🗣 Attended a talk by Craig Larman entitled ‘AI and Org Design’ (kudos to AWA Global for making the recording of the talk available openly). Larman, co-founder of LeSS, has a long-standing academic and professional background in AI, and now describes himself as ‘junior GLAD developer’ (GLAD being an acronym for GenAI and LLM-assisted development).
In the talk, Larman demonstrated how even the current early, beta AI slash LLM tools are capable of replacing single specialism knowledge worker roles, roles characterised by routine expertise. As the tools advance, he predicts, they will make redundant many current roles, such as product managers, business analysts, UI/UX designers, frontend devs, database designers and their specialist managers.
Larman very politely debunked the wishful thinking indulged by many that AI will be added to our toolsets, making us more efficient. Even the current tools enable an order of magnitude increase in efficiency. Skill in doing a single thing will simply have no value. Instead, we will need skills in ‘multilearning’ (the concept goes back to the late 1970s and the work of Nonaka and Takeuchi), or the ability to learn and deploy new knowledge and skills quickly. In Nonaka and Takeuchi’s formulation, multilearning comprises learning across multiple levels (individual, team/group, and organisation), and across multiple functions. For Nonaka and Takeuchi, multilearning happens at the speed of change in the external environment, and in response to changing conditions. In Larman’s view, the rate of change is far faster, being driven by the rapid pace of development and adoption of AI tools. Consequently, speed of learning and adaptation at individual, team and firm level is all important. Larman quoted from François Chollet’s (the Google AI researcher) measure of intelligence paper:
‘The intelligence of a system is a measure of its skill-acquisition efficiency.’
In the Q&A Larman reflected on education, the focus in most public education systems on single expertise subjects, and the neglect of subjects which may encourage deep and wide understanding such as economics, psychology, philosophy, history and natural sciences, creative arts and humanities. Also this week, the UK Prime Minister announced the government’s intention to prevent universities offering what he calls ‘low value’ degrees, and this will likely mean that universities start cutting humanities and creative courses, in favour of single specialism vocational ones. University people sometimes get excited that they are ‘preparing students for jobs that don’t exist yet’. Now, if the UK government gets its way, we may find we are preparing students for single specialism jobs that won’t exist for much longer, when we should be enabling them to become multilearners for the future economy.

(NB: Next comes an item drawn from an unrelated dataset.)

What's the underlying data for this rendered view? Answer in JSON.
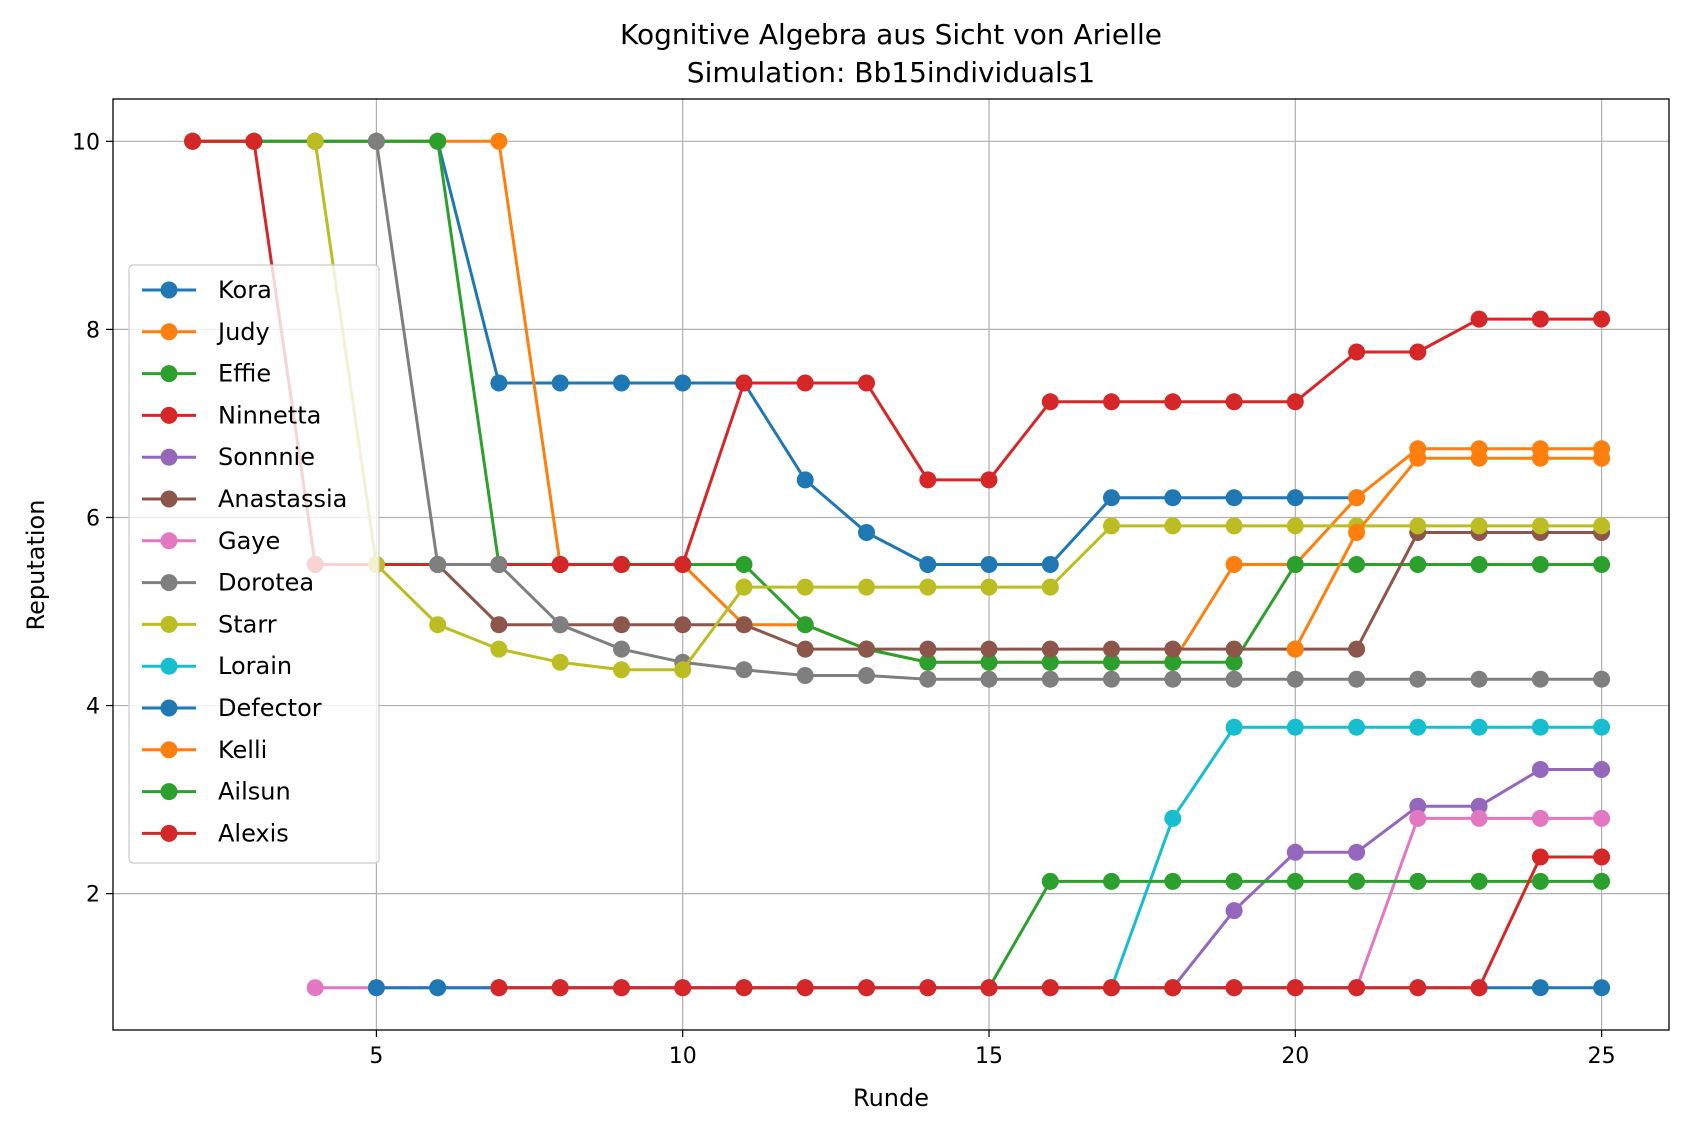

🔬 Since I last wrote, I have had a couple more conversations with ‘super learners’, individuals who are able to learn about new technologies quickly, while discerning the impacts and applications of these for their domains, and starting to adapt. I have watched as some of these people have become authorities, or ‘key people of influence’, in their domains (which so far include marketing, media and financial services), advising clients and speaking at industry events, in the space of 12 months or less.
As well as being voracious consumers of information (books, blogs, podcasts, journal articles), these people commonly have one or two learning partners with whom they regularly chat about developments and what they are learning, make sense, think aloud, reframe, challenge, test and refine their developing thinking. These learning partners are often colleagues present or past, business partners, friends, and they are hanging out and chatting informally and regularly, at least once a week, online and F2F.
🚵🏼♂️ Ride of the week: any mediocre effort of mine is unworthy of commemoration this week when we saw Jonas Vingegaard’s stunning performance on Stage 16 of the Tour de France, where he increased his lead over his nearest rival, Tadej Pogačar, from 10 seconds to nearly two minutes in the space of just 22 kilometres. Vingegaard said after the race: ‘I had really good legs today. It was one of my best days on the bike ever. I think at one point I started doubting my power metre because it was showing so high a number.’ Tom Dumoulin, former world time trial champion, said that Vingegaard’s ride was ‘the best time trial ever‘.
[This post features a banner picture showing a colour photo of a multi storey apartment block, eleven stories are visible, against a bright blue summer sky. Some of the apartments have bright orange sun shades over the windows. Location is Rotterdam in the Netherlands.]